I've ignored my blog because I’ve been writing my hinny off. Don’t know
what a hinny is? According to Wikipedia:
The word hinny is a term of endearment used in North East
England (home to my ancestors) equivalent to honey. A hinny is also domestic
equine hybrid that is the offspring of a male horse and a female donkey (called
a jenny). Kind of makes you rethink the name Jennifer.
Here’s why I’ve been writing my hinny off. (This is a long,
rather unbelievable story, so you might want to stop reading or go and get
something to drink before I start.) More than a year ago I finished writing a
young adult novel that I really loved. I had every intention of making it into
a trilogy. I loved my idea, loved the concept, but the problem was every time I
sat down to write the second book I lost my enthusiasm. I didn’t want to write
young adult fiction. Don’t get me wrong, I love teenagers. I have lived in what I
call a house of hormones for more than fifteen years, meaning that I’ve
parented teenagers for more than fifteen years.
And what have I learned?
I’m not hip.
I don’t want to be hip and I don’t want to try and be hip.
Oh sure, I sometimes wear my daughter’s clothes, but that’s strictly a vanity
thing, or a laundry thing. So, I was in a quandary. Since this was before I had
decided to self publish, I thought I had to brand myself as genre specific
author and I knew I didn’t want to write Romance, Mystery, Fantasy, Young
Adult or Literary. What to do? I knew I wanted to write and that’s about all I
knew. So I did what all Mormons have been taught to do.
I went to the temple fasting while there I got the distinct
impression I needed to write like Debbie Macomber. A very clear answer to my prayer, but I wasn’t very happy.
I’ve heard Debbie Macomber speak twice. She’s an amazing,
inspiring speaker, but I hadn’t read one of her bazillion books since high
school. Debbie was one of the Harlequin authors that my mother read. Before my
mother’s death she kept a large box of romance novels beside her bed and she
didn’t know it, but I read all the books in that box, including Debbie Macomber’s.
I hadn’t picked up a Debbie Macomber novel in years, but on my way home from the temple I
stopped by Walmart and picked up two of her books.

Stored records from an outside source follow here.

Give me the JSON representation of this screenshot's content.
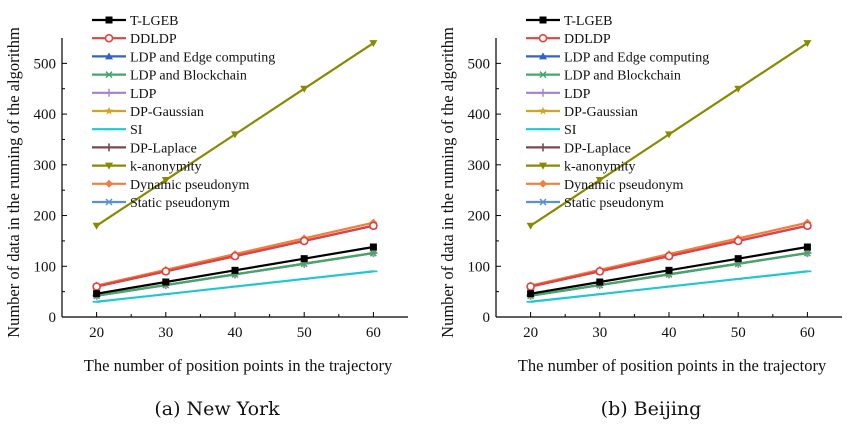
{
  "chart_data": [
    {
      "type": "line",
      "caption": "(a) New York",
      "xlabel": "The number of position points in the trajectory",
      "ylabel": "Number of data in the running of the algorithm",
      "xlim": [
        15,
        65
      ],
      "ylim": [
        0,
        550
      ],
      "x": [
        20,
        30,
        40,
        50,
        60
      ],
      "xticks": [
        20,
        30,
        40,
        50,
        60
      ],
      "yticks": [
        0,
        100,
        200,
        300,
        400,
        500
      ],
      "legend_position": "top-left",
      "series": [
        {
          "name": "T-LGEB",
          "color": "#000000",
          "marker": "square",
          "values": [
            46,
            69,
            92,
            115,
            138
          ]
        },
        {
          "name": "DDLDP",
          "color": "#e8413c",
          "marker": "circle-open",
          "values": [
            60,
            90,
            120,
            150,
            180
          ]
        },
        {
          "name": "LDP and Edge computing",
          "color": "#2f64c8",
          "marker": "triangle-up",
          "values": [
            60,
            90,
            120,
            150,
            180
          ]
        },
        {
          "name": "LDP and Blockchain",
          "color": "#3fa86a",
          "marker": "star-x",
          "values": [
            42,
            63,
            84,
            105,
            126
          ]
        },
        {
          "name": "LDP",
          "color": "#a77dd6",
          "marker": "plus",
          "values": [
            42,
            63,
            84,
            105,
            126
          ]
        },
        {
          "name": "DP-Gaussian",
          "color": "#d9a21c",
          "marker": "star",
          "values": [
            42,
            63,
            84,
            105,
            126
          ]
        },
        {
          "name": "SI",
          "color": "#1fc8cc",
          "marker": "dash",
          "values": [
            30,
            45,
            60,
            75,
            90
          ]
        },
        {
          "name": "DP-Laplace",
          "color": "#7a4a4a",
          "marker": "vbar",
          "values": [
            42,
            63,
            84,
            105,
            126
          ]
        },
        {
          "name": "k-anonymity",
          "color": "#8a8a00",
          "marker": "triangle-down",
          "values": [
            180,
            270,
            360,
            450,
            540
          ]
        },
        {
          "name": "Dynamic pseudonym",
          "color": "#f07f3c",
          "marker": "diamond",
          "values": [
            62,
            93,
            124,
            155,
            186
          ]
        },
        {
          "name": "Static pseudonym",
          "color": "#5b8fd6",
          "marker": "x",
          "values": [
            60,
            90,
            120,
            150,
            180
          ]
        }
      ]
    },
    {
      "type": "line",
      "caption": "(b) Beijing",
      "xlabel": "The number of position points in the trajectory",
      "ylabel": "Number of data in the running of the algorithm",
      "xlim": [
        15,
        65
      ],
      "ylim": [
        0,
        550
      ],
      "x": [
        20,
        30,
        40,
        50,
        60
      ],
      "xticks": [
        20,
        30,
        40,
        50,
        60
      ],
      "yticks": [
        0,
        100,
        200,
        300,
        400,
        500
      ],
      "legend_position": "top-left",
      "series": [
        {
          "name": "T-LGEB",
          "color": "#000000",
          "marker": "square",
          "values": [
            46,
            69,
            92,
            115,
            138
          ]
        },
        {
          "name": "DDLDP",
          "color": "#e8413c",
          "marker": "circle-open",
          "values": [
            60,
            90,
            120,
            150,
            180
          ]
        },
        {
          "name": "LDP and Edge computing",
          "color": "#2f64c8",
          "marker": "triangle-up",
          "values": [
            60,
            90,
            120,
            150,
            180
          ]
        },
        {
          "name": "LDP and Blockchain",
          "color": "#3fa86a",
          "marker": "star-x",
          "values": [
            42,
            63,
            84,
            105,
            126
          ]
        },
        {
          "name": "LDP",
          "color": "#a77dd6",
          "marker": "plus",
          "values": [
            42,
            63,
            84,
            105,
            126
          ]
        },
        {
          "name": "DP-Gaussian",
          "color": "#d9a21c",
          "marker": "star",
          "values": [
            42,
            63,
            84,
            105,
            126
          ]
        },
        {
          "name": "SI",
          "color": "#1fc8cc",
          "marker": "dash",
          "values": [
            30,
            45,
            60,
            75,
            90
          ]
        },
        {
          "name": "DP-Laplace",
          "color": "#7a4a4a",
          "marker": "vbar",
          "values": [
            42,
            63,
            84,
            105,
            126
          ]
        },
        {
          "name": "k-anonymity",
          "color": "#8a8a00",
          "marker": "triangle-down",
          "values": [
            180,
            270,
            360,
            450,
            540
          ]
        },
        {
          "name": "Dynamic pseudonym",
          "color": "#f07f3c",
          "marker": "diamond",
          "values": [
            62,
            93,
            124,
            155,
            186
          ]
        },
        {
          "name": "Static pseudonym",
          "color": "#5b8fd6",
          "marker": "x",
          "values": [
            60,
            90,
            120,
            150,
            180
          ]
        }
      ]
    }
  ]
}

After reading them I decided that maybe God really had heard and answered my prayer.
So, like Debbie Macomber’s Blossom Street or Cedar Cover series, I created
a small Pacific Northwestern series that I patterned after my own home
town of Arlington, Washington. I named my series and the town Rose Arbor. Although
my contemporary character Bette in STEALING MERCY (published July 2011) lived
in Rose Arbor, my first official Rose Arbor book is A GHOST OF A SECOND CHANCE
because the bulk of STEALING MERCY (published March 2012) takes place in 1889
Seattle, about 30 years before the town of Rose Arbor, AKA Arlington, was
established. While I was drafting A GHOST OF A SECOND CHANCE I was simultaneously
rewriting a novel I began in 2004, THE RHYME’S LIBRARY, my soon to be second
Rose Arbor book. I threw in some of my Rose Arbor characters and life was good.

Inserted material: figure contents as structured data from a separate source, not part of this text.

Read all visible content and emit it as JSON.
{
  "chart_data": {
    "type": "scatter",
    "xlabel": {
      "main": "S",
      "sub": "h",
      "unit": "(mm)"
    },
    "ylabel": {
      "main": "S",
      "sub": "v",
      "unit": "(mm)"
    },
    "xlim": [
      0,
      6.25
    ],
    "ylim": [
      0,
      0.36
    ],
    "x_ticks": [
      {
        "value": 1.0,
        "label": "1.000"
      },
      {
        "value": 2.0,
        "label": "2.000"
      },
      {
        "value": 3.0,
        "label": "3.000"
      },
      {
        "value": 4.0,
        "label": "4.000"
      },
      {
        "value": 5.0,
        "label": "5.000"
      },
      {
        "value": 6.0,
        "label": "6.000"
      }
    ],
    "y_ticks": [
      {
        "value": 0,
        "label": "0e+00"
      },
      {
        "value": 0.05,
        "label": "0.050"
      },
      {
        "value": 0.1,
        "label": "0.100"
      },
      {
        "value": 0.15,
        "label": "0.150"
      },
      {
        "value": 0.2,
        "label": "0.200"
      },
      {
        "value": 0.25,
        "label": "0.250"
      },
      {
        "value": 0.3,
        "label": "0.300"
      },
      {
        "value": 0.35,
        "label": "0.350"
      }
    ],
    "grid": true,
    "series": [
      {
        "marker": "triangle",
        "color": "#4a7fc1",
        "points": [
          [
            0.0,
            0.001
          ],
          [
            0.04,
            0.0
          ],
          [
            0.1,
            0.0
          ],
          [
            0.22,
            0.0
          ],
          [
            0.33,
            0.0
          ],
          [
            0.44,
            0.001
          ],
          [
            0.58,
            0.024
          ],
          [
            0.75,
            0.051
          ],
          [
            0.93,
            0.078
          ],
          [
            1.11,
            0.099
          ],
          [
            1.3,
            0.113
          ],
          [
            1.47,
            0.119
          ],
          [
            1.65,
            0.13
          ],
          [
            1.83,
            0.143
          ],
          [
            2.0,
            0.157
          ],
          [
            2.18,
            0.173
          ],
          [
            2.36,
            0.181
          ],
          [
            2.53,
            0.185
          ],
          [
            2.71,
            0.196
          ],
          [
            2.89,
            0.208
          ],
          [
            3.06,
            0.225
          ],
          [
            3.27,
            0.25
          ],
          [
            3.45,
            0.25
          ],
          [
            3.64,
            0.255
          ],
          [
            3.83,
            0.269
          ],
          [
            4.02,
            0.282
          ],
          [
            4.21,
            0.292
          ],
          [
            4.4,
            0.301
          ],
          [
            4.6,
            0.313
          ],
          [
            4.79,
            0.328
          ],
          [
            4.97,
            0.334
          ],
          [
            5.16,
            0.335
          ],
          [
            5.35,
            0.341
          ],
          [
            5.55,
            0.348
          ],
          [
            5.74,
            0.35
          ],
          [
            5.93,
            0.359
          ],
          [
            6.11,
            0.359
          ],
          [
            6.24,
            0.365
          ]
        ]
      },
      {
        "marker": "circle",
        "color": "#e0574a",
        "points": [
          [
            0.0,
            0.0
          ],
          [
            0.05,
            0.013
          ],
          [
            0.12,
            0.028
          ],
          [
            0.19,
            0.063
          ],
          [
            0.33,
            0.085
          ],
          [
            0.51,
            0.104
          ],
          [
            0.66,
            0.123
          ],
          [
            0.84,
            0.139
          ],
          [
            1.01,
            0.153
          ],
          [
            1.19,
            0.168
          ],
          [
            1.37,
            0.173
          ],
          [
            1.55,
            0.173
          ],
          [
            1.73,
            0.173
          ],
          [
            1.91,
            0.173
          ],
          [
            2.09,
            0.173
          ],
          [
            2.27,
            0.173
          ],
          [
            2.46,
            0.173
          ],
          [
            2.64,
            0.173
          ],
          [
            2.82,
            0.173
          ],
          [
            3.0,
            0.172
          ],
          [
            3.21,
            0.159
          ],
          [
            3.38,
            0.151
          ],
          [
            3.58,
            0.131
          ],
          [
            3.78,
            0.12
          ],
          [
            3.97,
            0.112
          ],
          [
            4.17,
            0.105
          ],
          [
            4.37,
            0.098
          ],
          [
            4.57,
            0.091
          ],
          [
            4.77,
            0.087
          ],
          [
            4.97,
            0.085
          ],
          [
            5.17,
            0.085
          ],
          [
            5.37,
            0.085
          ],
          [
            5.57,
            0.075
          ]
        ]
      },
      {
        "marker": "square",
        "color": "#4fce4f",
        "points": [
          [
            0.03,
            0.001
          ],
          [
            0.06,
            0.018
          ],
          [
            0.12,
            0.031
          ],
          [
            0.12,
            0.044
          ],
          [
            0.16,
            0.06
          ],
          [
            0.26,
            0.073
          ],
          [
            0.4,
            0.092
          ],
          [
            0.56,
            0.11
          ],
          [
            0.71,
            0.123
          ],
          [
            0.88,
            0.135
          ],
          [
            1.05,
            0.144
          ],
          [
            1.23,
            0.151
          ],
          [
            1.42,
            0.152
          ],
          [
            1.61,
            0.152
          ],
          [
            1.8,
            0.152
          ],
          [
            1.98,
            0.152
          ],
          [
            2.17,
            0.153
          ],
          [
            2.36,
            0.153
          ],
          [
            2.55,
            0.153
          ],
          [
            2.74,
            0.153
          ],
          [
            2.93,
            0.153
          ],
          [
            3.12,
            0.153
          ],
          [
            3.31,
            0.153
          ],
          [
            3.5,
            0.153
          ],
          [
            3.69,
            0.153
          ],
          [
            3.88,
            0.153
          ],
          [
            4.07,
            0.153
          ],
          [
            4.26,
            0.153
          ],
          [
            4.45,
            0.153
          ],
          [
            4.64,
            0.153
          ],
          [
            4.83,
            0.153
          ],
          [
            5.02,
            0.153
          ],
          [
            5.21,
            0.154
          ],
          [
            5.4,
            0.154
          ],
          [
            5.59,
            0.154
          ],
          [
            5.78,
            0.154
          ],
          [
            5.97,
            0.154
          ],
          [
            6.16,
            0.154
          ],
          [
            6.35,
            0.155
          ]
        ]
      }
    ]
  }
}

I began drafting my third Rose Arbor novel LOSING PENNY shortly after I published
A GHOST OF A SECOND CHANCE and I loved it because I got to reform bad
boyfriend Drake. And since THE RHYME’S LIBRARY has a sequel I had started and
never finished, I have five finished or nearly finished Rose
Arbor books.
And writing-wise, everything was beyond peachy until I read the
Debbie Macomber newsletter announcing her new Rose Harbor series. Her first Rose Harbor book will be available mid August. The
difference in our series titles is one letter. Literally shaking, I called my
husband with the devastating news.
Well, it’s not like
her stories take place in a small Washington town, he said.
Oh, but they do. They
do, I told him.
The thought of rewriting and making new covers for my books
overwhelms me so I’m not going to do it. I can’t. If I wasn’t so far along
in my series I would have, but now my simple goal is to have three Rose Arbor
books published before Debbie Macomber has even published one.
Today I sent THE RHYME’S LIBRARY to the editor. Soon I hope
to have LOSING PENNY ready for beta readers. Which means that very soon I can stop writing and start sitting on my hinny.